Provincial Court Chief Judge says project aims to find to better bail process for ‘all participants’
The Provincial Court of British Columbia has launched a pilot project to improve the bail process in the north by installing more video technology.
The Northern Bail Pilot Project started testing a centralized bail hearing model in mid-April. Melissa Gillespie, Chief Judge of the Provincial Court of BC, says in emailed answers to questions, that the project’s purpose is “to have bail hearings conducted in a manner that works better for all participants . . . by having the hearings done through two virtual hub courts on weekdays.”
The accused appear from either a police detachment or a remand centre videoconference or audioconference. Microsoft Teams units have been installed in seven RCMP detachments across northern BC. These are Burns Lake, Dawson Creek, Fort Nelson, Kitimat, New Hazelton, Prince George and Quesnel. One MS Teams unit has also been installed in the Prince George Regional Correction Centre.
The practice directive for the pilot says the project also involves the creation of two virtual courtrooms (one for matters from Prince George and Cariboo catchments, the other for those from the Peace and Northwest detachments) and the use of Microsoft Teams to enhance secure and private communications between the accused and their counsel apart from the court process.
Justice Gillespie says there are 37 police detachments in the northern region of British Columbia, and many of these detachments are long distances from courthouses and the regional correctional facility.
“Centralizing bail provides the Crown with an opportunity to assess new police investigations with a view to determining whether their charge assessment standard had been met, and if so, what charges would be appropriate,” she says.
It is anticipated the project will help the person arrested and the court in several ways, Gillespie says. These include:
- Reduce the time in police custody for newly arrested individuals due to quicker access to bail hearings.
- Crown assigned to each virtual court, enabling the Crown to review charges.
- Reduce community displacement and transportation requirements related to the movement of newly arrested persons. While previously newly arrested people would have to wait to be transported to court for a bail hearing, these proceedings hearings will now be held at RCMP detachments in the north, resulting in less transportation.
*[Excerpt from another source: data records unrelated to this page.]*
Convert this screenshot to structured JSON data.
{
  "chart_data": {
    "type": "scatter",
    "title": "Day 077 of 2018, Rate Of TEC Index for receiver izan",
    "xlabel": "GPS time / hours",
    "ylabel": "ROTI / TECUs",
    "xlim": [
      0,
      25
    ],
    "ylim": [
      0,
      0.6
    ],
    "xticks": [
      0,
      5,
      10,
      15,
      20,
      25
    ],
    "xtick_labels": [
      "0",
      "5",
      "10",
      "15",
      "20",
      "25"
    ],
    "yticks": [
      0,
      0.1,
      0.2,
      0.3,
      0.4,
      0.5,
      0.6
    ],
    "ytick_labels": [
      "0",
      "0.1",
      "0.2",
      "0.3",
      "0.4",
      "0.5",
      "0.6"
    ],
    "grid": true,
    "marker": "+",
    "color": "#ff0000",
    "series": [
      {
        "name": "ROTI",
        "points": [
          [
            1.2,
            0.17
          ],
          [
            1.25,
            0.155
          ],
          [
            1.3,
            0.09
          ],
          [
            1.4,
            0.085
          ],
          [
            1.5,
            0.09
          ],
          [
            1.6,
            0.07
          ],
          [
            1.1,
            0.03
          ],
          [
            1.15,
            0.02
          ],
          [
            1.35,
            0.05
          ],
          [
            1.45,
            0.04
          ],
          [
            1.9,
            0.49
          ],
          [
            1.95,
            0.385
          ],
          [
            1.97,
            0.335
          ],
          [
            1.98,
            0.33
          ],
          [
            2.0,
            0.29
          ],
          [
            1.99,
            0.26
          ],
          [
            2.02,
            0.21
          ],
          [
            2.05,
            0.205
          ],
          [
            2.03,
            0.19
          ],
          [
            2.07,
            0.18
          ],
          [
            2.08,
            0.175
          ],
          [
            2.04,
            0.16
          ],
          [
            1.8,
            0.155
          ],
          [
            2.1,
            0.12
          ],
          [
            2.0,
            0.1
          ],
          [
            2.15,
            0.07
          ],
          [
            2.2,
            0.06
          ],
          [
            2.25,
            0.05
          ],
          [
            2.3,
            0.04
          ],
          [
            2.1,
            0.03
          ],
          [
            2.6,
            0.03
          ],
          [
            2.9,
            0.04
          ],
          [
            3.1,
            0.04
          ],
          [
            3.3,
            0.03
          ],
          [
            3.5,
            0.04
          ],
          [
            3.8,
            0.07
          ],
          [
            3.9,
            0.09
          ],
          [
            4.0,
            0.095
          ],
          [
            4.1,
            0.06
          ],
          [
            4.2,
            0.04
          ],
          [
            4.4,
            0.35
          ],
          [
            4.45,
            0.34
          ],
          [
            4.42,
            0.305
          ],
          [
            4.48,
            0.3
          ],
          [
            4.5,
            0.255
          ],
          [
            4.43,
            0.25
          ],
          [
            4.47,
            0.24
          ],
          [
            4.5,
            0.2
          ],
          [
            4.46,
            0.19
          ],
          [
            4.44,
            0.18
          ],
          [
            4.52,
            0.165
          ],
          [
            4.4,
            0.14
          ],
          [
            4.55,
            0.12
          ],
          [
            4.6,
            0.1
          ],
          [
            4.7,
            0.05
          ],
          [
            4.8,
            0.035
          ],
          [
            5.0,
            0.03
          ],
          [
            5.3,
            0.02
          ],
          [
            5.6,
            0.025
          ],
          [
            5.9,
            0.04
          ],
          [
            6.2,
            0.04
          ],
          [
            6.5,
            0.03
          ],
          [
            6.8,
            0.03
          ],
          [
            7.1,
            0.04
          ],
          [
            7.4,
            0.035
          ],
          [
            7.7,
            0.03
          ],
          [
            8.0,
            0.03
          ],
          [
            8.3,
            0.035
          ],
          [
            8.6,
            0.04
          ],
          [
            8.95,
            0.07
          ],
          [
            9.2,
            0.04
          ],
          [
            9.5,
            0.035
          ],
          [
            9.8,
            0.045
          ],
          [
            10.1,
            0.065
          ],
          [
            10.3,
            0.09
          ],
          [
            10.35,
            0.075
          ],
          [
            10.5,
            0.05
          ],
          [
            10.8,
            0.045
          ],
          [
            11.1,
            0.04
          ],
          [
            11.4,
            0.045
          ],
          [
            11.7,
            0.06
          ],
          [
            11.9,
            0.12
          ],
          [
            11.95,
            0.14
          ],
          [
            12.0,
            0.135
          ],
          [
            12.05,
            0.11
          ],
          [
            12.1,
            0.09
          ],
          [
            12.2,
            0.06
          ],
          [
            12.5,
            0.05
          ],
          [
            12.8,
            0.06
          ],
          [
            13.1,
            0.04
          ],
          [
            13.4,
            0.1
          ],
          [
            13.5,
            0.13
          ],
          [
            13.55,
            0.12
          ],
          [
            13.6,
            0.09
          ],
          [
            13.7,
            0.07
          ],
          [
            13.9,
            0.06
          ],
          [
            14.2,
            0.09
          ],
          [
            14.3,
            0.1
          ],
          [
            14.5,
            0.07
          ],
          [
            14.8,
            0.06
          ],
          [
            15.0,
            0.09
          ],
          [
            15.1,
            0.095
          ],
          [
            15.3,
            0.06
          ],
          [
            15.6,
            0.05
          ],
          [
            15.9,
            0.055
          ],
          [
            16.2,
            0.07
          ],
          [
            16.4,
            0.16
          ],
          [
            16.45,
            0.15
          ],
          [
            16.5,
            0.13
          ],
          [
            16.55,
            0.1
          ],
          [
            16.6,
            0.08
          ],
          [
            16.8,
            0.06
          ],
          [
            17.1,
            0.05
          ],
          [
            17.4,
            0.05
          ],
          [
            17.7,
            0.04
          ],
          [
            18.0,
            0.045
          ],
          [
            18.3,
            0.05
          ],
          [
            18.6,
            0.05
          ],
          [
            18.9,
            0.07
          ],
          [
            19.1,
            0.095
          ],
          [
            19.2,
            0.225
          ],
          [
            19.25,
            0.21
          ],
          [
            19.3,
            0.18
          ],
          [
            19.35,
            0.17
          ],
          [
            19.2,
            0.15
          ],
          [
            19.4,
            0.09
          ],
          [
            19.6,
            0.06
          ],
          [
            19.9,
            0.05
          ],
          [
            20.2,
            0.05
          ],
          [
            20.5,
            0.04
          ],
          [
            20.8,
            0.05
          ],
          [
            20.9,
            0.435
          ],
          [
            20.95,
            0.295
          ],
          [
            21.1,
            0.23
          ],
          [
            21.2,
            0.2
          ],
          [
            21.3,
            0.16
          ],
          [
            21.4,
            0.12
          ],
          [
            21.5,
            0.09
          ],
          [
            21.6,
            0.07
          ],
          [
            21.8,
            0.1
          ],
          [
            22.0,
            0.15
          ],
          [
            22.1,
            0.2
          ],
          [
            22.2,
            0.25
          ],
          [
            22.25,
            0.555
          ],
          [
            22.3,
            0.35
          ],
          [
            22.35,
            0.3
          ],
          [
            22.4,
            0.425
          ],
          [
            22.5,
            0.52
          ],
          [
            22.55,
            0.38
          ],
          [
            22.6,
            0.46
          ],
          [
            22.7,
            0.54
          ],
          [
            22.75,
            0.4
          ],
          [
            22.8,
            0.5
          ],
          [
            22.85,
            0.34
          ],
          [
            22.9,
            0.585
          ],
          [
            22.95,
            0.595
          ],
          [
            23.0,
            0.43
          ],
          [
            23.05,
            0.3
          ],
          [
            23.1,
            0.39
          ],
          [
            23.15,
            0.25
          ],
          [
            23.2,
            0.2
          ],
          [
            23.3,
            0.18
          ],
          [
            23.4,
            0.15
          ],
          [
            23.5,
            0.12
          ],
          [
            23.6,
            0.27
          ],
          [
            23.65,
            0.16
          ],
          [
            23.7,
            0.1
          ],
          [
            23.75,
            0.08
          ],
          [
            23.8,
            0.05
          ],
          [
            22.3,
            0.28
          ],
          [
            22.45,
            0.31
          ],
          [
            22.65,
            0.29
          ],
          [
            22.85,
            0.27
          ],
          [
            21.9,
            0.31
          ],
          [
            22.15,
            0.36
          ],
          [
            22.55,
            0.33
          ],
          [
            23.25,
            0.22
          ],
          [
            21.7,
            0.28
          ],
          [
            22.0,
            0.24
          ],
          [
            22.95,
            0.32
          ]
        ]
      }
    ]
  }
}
- Better connect with Indigenous, health and community support resources with regional knowledge to develop release plans.
- Reduce the number of unscheduled bail matter interruptions to daily court proceedings so that trials need not be interrupted.
- Standardize, centralized operations for scheduling and documentation requirements.
- Have more efficient use of resources across the justice system.
In its web posting describing the project and how it can help move bail hearings along, the court says: “imagine you were arrested on Monday in a small northern BC community where the provincial court
convened only on Thursdays. If the police did not agree to your release and you wanted a bail hearing before a judge, you would be held in custody while transport was arranged, then transported to Prince George to appear in court for the hearing. If you were released on bail, you’d find yourself in Prince George, far from home, perhaps with no way to get back.”
If the arrest came on a Thursday, there could be a bail hearing in the local court. “But the judge would have had to interrupt the trials scheduled for that day to conduct your hearing. The resulting loss of court time might prevent a scheduled trial from finishing. Adjourning that trial would cause the litigants and their witnesses inconvenience and expense.”
While work was already in progress before the pandemic to design a better process for bail hearings, COVID-19 accelerated the efforts in the Northern region, Gillespie says.
“The pandemic heightened the need for an immediate response across all justice stakeholders to maintain operations while complying with public health regulations and ensuring access to justice in the North.”
The pilot will evaluate the program to determine its long-term potential and the viability of expanding it through reviews at 30, 60, and 90 days. Says Gillespie: “We anticipate that the process will be revised on an ongoing basis as a result of the feedback from those evaluations. We are also testing out the technology required to support this iitiative. This pilot will also help us assess the resources police may require to support this initiative.”
In terms of videoconferencing equipment, in some detachments and centres that are not part of the pilot, the equipment is in place, Justice Gillespie says. “In others it would need to be put in place or additional units added for the process to be extended to additional locations.”
The court is working with the provincial government, Legal Aid BC, defence counsel, BC Prosecution Service, Public Prosecution Service of Canada, and police on the project.
“The project represents a significant change to our duty counsel process,” says David Griffiths, manager of Criminal, Immigration and Appeals at Legal Aid BC. “The move away from in-person to virtual bail hearings is forcing us to rethink the way we provide duty counsel on a regional basis. It means not only learning new technology and new procedures but how to build new networks.
He adds: “Lawyers who are used to using the resources in the community where they practice now have to be thinking about the resources to assist their clients in more communities across an entire region. Legal Aid BC is working with lawyers and community agencies to build that broader capacity.
“There have been some bumps along the road, but we are smoothing those out,” Griffiths notes. “So many processes were centred on being in a courtroom, in person, and now we have to take a more regional approach and create new connections.”